While the points are fairly distributed along the y axis and x axis, the effect of having little representative from the population for old-aged possum, age 9 and 8 can be see. The lack of points on the lower-right side of the plot is a good of indication.

Feature Importance

The features contributing the most to the model are shown in Figure 9

Show the code
psm_model |>
  extract_fit_parsnip() |> 
  vip::vip(
    num_features = 10,
    geom = "col"
  ) +
  ggtitle("Feature Importance")
Figure 9: PC1, and Byrangery sites are the most important variables.

Summary

While this a good use of linear regression, the robustness of the model would have been helped if underrepresented data points are available.
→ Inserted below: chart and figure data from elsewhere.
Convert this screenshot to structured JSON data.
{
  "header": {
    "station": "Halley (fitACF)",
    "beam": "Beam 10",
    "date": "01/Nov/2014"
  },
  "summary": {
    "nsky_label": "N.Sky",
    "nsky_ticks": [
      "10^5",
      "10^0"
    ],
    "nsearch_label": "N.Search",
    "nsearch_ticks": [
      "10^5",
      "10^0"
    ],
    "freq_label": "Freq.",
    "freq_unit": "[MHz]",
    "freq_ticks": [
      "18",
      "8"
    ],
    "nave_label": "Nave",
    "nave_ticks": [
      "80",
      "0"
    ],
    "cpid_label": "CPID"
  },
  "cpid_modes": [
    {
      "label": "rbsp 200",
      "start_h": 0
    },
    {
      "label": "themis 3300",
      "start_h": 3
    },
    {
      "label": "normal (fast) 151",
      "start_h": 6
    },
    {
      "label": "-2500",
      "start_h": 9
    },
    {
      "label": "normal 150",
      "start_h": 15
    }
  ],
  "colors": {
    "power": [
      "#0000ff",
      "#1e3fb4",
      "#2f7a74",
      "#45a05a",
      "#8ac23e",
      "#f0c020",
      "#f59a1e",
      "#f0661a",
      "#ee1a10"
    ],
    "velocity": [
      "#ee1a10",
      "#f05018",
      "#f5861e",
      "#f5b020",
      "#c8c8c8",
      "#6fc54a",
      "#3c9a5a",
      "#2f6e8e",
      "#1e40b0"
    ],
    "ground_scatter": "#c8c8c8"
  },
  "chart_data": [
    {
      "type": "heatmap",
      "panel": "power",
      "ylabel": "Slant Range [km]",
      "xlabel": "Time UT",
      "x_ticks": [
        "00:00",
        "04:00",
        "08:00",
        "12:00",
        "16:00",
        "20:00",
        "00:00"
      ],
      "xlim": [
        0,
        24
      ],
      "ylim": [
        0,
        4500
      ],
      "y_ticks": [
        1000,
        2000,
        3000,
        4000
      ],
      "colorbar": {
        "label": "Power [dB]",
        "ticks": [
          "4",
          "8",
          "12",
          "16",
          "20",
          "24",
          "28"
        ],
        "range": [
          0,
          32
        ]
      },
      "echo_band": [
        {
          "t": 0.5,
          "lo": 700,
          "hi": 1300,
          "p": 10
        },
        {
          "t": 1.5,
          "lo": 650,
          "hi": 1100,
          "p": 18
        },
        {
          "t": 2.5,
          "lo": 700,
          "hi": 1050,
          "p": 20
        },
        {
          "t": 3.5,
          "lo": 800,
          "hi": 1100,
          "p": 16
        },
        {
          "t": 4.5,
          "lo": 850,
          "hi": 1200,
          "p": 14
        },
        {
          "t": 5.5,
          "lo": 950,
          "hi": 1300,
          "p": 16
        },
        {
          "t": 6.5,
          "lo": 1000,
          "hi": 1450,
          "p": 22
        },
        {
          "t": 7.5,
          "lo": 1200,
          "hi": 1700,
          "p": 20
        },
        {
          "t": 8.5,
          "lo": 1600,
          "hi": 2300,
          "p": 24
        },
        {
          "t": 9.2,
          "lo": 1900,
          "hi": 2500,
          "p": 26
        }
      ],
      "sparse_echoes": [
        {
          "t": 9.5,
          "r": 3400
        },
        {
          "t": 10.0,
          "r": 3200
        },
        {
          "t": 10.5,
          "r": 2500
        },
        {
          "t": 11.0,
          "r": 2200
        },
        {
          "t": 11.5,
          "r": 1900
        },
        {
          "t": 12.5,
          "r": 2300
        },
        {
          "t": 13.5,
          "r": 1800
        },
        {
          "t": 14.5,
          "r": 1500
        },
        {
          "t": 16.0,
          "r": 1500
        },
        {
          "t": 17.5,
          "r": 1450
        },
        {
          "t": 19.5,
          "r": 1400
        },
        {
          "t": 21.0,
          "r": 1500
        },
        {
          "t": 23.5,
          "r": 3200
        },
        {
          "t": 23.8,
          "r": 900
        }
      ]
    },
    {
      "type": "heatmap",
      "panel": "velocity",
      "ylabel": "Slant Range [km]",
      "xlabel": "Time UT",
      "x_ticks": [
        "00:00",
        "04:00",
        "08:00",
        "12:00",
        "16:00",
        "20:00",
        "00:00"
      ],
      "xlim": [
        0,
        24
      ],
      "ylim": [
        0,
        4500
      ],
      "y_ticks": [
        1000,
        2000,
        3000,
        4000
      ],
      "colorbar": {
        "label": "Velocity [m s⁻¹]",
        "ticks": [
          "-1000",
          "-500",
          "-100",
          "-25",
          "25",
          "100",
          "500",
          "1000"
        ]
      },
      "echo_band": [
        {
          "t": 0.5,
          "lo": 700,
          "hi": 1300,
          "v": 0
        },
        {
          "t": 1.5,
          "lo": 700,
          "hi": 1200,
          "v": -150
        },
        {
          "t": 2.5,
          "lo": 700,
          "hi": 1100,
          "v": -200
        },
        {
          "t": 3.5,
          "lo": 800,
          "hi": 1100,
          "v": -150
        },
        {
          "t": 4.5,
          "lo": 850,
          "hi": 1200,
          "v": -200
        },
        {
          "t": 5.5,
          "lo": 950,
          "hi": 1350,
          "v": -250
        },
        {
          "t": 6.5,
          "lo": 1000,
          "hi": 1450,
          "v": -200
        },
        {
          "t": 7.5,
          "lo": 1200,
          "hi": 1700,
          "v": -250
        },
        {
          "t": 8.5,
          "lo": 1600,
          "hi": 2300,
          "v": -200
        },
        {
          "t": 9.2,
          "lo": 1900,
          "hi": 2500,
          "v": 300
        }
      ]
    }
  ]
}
By the time of writing this blog post, the author with intentions to use only SLR is having no feature engineering method to account for the age variable that has been discretized. A resampling technique such as Monte Carlo or bootstrapping is an approach that could help with the model rather than the use of k-fold resampling method.

References

Maindonald, John H, W John Braun, and Maintainer W John Braun. 2015. “Package ‘DAAG’.” Data Analysis and Graphics Data and Functions.